English theatre at its best

This year, many of our English classes went to the theatre to watch various plays. Especially two productions by the English Theatre Frankfurt, the musical “Cabaret” and the mystery-comedy “The Hound of the Baskervilles”, fascinated and entertained students and teachers alike. Here is our student Larissa, expressing her views on “The Hound of the Baskervilles”:

Girls in pretty dresses and high heels, boys in elegant shirts/tuxedos – everyone was dressed up and thrilled to visit the theatre in the evening. A little makeover never hurt anybody, as we could experience at the “Deutsches Theater” in Munich where we watched one of Sherlock Holmes’ most spine-chilling adventures, “The Hound of Baskervilles”, written by Sir Arthur Conan Doyle in 1901, which was inspired by a supernatural urban legend and which is placed in a modern setting and humorously revised.

The story is set in the remote moors near Baskerville Hall. Sir Charles Baskerville had suddenly died under mysterious circumstances, allegedly killed by a demonic hound believed to haunt his family for generations because of an age-old curse. Sherlock Holmes sends his assistant Watson to look into the matter. Soon, various unsettling events occur, including the appearance of a mysterious figure in the moor who Watson later identifies as Sherlock Holmes, who has been conducting his own investigation. In the end, Holmes of course deduces that the killer is Jack Stapleton, who used a vicious giant black hound whose fur had been coated in phosphorus to kill his relatives.
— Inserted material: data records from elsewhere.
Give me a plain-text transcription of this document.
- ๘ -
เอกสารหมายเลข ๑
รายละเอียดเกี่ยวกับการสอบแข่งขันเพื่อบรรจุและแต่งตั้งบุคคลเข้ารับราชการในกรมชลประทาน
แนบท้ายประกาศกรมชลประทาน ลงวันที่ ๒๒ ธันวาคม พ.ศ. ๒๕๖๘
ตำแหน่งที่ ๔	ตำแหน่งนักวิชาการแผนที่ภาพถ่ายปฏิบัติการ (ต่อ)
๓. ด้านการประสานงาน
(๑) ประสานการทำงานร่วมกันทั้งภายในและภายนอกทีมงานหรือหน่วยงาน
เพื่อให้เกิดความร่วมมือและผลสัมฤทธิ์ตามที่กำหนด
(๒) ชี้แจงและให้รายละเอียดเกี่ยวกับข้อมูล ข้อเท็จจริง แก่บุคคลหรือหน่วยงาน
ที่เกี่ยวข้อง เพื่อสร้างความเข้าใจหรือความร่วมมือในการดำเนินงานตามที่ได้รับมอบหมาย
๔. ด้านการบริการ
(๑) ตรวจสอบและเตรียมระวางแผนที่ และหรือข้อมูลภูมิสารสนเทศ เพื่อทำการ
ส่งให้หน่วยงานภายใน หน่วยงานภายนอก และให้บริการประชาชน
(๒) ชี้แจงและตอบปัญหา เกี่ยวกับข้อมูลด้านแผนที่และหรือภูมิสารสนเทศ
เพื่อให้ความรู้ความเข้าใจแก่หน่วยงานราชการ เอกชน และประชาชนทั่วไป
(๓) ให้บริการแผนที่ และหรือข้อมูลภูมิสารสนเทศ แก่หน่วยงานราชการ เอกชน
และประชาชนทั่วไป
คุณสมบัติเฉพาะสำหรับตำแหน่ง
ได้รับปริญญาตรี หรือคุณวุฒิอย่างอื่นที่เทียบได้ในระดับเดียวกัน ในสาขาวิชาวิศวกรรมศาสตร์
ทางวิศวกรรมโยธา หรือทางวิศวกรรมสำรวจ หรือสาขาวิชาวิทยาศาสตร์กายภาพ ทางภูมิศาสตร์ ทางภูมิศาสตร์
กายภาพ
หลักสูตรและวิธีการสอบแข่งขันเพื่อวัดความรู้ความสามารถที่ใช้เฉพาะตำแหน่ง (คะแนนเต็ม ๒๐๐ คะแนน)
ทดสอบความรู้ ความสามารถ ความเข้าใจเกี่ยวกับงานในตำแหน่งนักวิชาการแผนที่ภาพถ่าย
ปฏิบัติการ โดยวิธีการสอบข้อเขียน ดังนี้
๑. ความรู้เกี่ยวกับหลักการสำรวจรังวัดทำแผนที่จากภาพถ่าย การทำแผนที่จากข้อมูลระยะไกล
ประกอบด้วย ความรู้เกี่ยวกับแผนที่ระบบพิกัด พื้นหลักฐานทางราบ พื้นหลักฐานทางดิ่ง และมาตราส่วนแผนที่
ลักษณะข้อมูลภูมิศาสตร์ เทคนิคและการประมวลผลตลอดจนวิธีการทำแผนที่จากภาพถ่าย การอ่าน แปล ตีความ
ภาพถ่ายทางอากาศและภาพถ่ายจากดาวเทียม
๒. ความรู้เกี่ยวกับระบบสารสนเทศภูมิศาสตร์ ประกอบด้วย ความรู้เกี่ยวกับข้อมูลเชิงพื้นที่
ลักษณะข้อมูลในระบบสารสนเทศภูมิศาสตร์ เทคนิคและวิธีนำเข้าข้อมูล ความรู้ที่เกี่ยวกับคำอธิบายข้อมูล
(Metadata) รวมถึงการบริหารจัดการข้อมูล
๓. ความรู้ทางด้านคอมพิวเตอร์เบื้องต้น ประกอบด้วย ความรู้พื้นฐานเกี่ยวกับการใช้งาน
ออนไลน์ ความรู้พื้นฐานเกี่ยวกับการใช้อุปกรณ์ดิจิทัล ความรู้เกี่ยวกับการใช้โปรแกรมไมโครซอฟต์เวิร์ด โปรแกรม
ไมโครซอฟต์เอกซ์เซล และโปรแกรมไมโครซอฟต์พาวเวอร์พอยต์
If you like suspenseful, entertaining and amusing theatre plays you should totally go and watch “The Hound of the Baskervilles”. The play was amazingly executed by the actors and accompanied by gripping background music. The plot was rather unpredictable with lots of twists which build up tension till the very end. Personally, I liked the singing parts the most. It was surprising that the English was easy to understand and that the content was astonishingly comprehensible. All in all, five out of five stars.